If you want to maintain a carrot variety effectively, you really need to  save seed from at least 40 good roots to maintain good genetic diversity.  If you have too small a genetic pool, you will end up with small, poor quality roots in a very few generations.

Carrots grow into big plants waist high or taller, producing successive branches with large flat umbels of flowers.  They are insect pollinated, and need to be isolated from other flowering carrot varieties by at least 500m in an open field situation.  This is not normally a  big problem, since few people let their carrots go to seed.   However, they will cross with wild carrot (Queen Anne's Lace), giving thin white useless roots.  As with all insect pollinated crops, barriers such as houses, tall hedges and other high crops can affect insect flight paths drastically, so you don't necessarily need to eliminate all Queen Anne's Lace within a 1/2 km radius; but do watch out for any white roots in subsequent generations and get rid of them.
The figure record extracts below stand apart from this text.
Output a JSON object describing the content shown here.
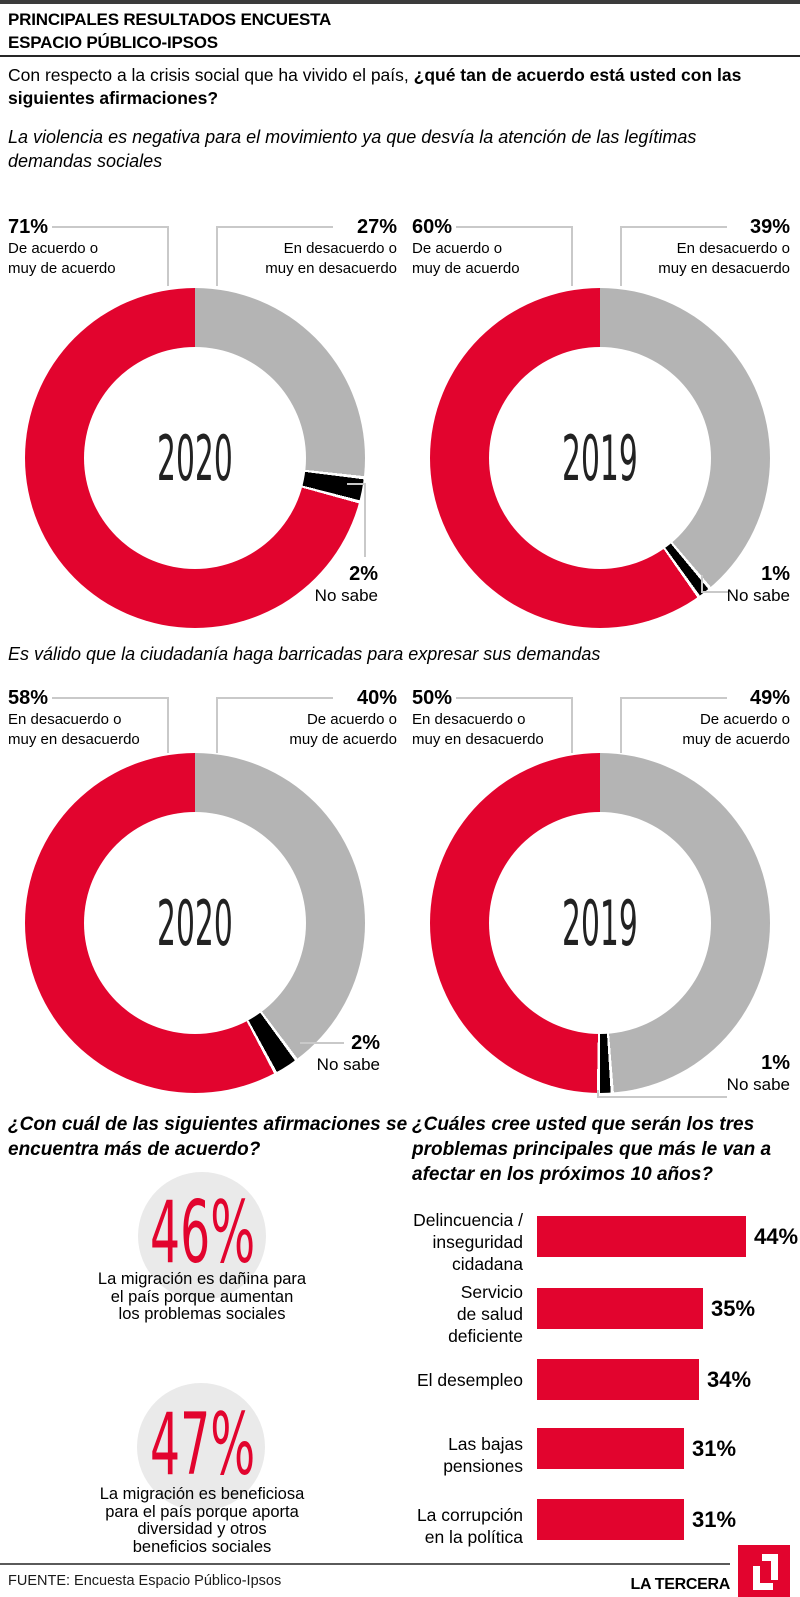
{
  "header": {
    "kicker_line1": "PRINCIPALES RESULTADOS ENCUESTA",
    "kicker_line2": "ESPACIO PÚBLICO-IPSOS",
    "intro_regular": "Con respecto a la crisis social que ha vivido el país, ",
    "intro_bold": "¿qué tan de acuerdo está usted con las siguientes afirmaciones?"
  },
  "colors": {
    "red": "#e2042e",
    "gray": "#b4b4b4",
    "black": "#000000",
    "circle_bg": "#eaeaea",
    "connector": "#c9c9c9"
  },
  "chart_data": [
    {
      "type": "pie",
      "variant": "donut",
      "question": "La violencia es negativa para el movimiento ya que desvía la atención de las legítimas\ndemandas sociales",
      "donuts": [
        {
          "year": "2020",
          "slices": [
            {
              "label": "En desacuerdo o\nmuy en desacuerdo",
              "value": 27,
              "value_label": "27%",
              "color": "#b4b4b4"
            },
            {
              "label": "No sabe",
              "value": 2,
              "value_label": "2%",
              "color": "#000000"
            },
            {
              "label": "De acuerdo o\nmuy de acuerdo",
              "value": 71,
              "value_label": "71%",
              "color": "#e2042e"
            }
          ]
        },
        {
          "year": "2019",
          "slices": [
            {
              "label": "En desacuerdo o\nmuy en desacuerdo",
              "value": 39,
              "value_label": "39%",
              "color": "#b4b4b4"
            },
            {
              "label": "No sabe",
              "value": 1,
              "value_label": "1%",
              "color": "#000000"
            },
            {
              "label": "De acuerdo o\nmuy de acuerdo",
              "value": 60,
              "value_label": "60%",
              "color": "#e2042e"
            }
          ]
        }
      ]
    },
    {
      "type": "pie",
      "variant": "donut",
      "question": "Es válido que la ciudadanía haga barricadas para expresar sus demandas",
      "donuts": [
        {
          "year": "2020",
          "slices": [
            {
              "label": "De acuerdo o\nmuy de acuerdo",
              "value": 40,
              "value_label": "40%",
              "color": "#b4b4b4"
            },
            {
              "label": "No sabe",
              "value": 2,
              "value_label": "2%",
              "color": "#000000"
            },
            {
              "label": "En desacuerdo o\nmuy en desacuerdo",
              "value": 58,
              "value_label": "58%",
              "color": "#e2042e"
            }
          ]
        },
        {
          "year": "2019",
          "slices": [
            {
              "label": "De acuerdo o\nmuy de acuerdo",
              "value": 49,
              "value_label": "49%",
              "color": "#b4b4b4"
            },
            {
              "label": "No sabe",
              "value": 1,
              "value_label": "1%",
              "color": "#000000"
            },
            {
              "label": "En desacuerdo o\nmuy en desacuerdo",
              "value": 50,
              "value_label": "50%",
              "color": "#e2042e"
            }
          ]
        }
      ]
    },
    {
      "type": "big-number",
      "question": "¿Con cuál de las siguientes afirmaciones se\nencuentra más de acuerdo?",
      "items": [
        {
          "value": 46,
          "value_label": "46%",
          "label": "La migración es dañina para\nel país porque aumentan\nlos problemas sociales"
        },
        {
          "value": 47,
          "value_label": "47%",
          "label": "La migración es beneficiosa\npara el país porque aporta\ndiversidad y otros\nbeneficios sociales"
        }
      ]
    },
    {
      "type": "bar",
      "question": "¿Cuáles cree usted que serán los tres\nproblemas principales que más le van a\nafectar en los próximos 10 años?",
      "categories": [
        "Delincuencia /\ninseguridad\ncidadana",
        "Servicio\nde salud\ndeficiente",
        "El desempleo",
        "Las bajas\npensiones",
        "La corrupción\nen la política"
      ],
      "values": [
        44,
        35,
        34,
        31,
        31
      ],
      "value_labels": [
        "44%",
        "35%",
        "34%",
        "31%",
        "31%"
      ],
      "bar_color": "#e2042e",
      "xlim": [
        0,
        50
      ]
    }
  ],
  "footer": {
    "source": "FUENTE: Encuesta Espacio Público-Ipsos",
    "brand": "LA TERCERA",
    "logo": "LT"
  }
}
To harvest your carrot seed, keep an eye on the umbels of flowers, and cut them off with secateurs as they start to turn brown and dry.  If you have plenty of plants, just save seed from the first and second umbels of flowers to appear on each plant, as these will give the biggest and best seed.  Dry the seed heads further inside, and then rub them between your hands or in a sieve to separate them.  You will notice that the seeds have a 'beard' which is removed in commercial seed to make them easier to pack.

You can sieve the seeds further to remove more of the chaff, but there is no need to get the seed completely clean - just sow slightly more thickly to allow for the chaff mixed in.   Carrot seed is relatively short lived, but if it is stored somewhere cool and dry, it should give good germination for 3 years.


Some common herbs

Basil, coriander and dill are annuals, parsley is a biennial, flowering in its second year of growth.

Basil flowers are insect pollinated, and different varieties flowering within around 150’ of one another may cross.  On a garden scale, if you want to grow several types of basil, just keep picking the flower stalks off of all the varieties apart from the one that you want to grow for seed.  Once several flower spikes have set and the flowers have started to wither, mark those spikes for saving seed from, and you can then allow the other varieties to flower.  The seeds are ready to collect when the spikes turn brown and dry out.  Don’t worry about the seeds dropping out – they are well attached, and actually need quite a lot of rubbing to free from the dead flower heads.

With both coriander & dill, to get the best seed for sowing in future years, pull up and discard the earliest plants to bolt, and only save seed from those plants that produce plenty of leaf and flower late.  It is best to plan to save seed from early summer sowings, to allow plenty of time for the seed to mature and dry on the plant.  Harvest as soon as the seed is brown and dry, as it does tend to drop from the seed heads.  Rub the heads together in your hands over a bucket to free the seed.  Dill seed usually comes cleanly away from the seed heads.  Coriander seed tends to contain more chaff, but you can winnow it by pouring gently from one bucket to another in a light breeze if you want to clean it for kitchen use.

To save parsley seed, overwinter at least two or three plants.  In warmer areas mulch heavily with straw or cover plants with a frame, elsewhere grow a few plants in a polytunnel or greenhouse.  The next spring, the plants will start to flower and produce seed.  Flat and curly leaved varieties will cross, as the flowers are insect pollinated, so you should only grow one type for seed at a time.  Harvest the seeds from individual flowerheads as they dry and turn brown, as they tend to drop from the plant when ready.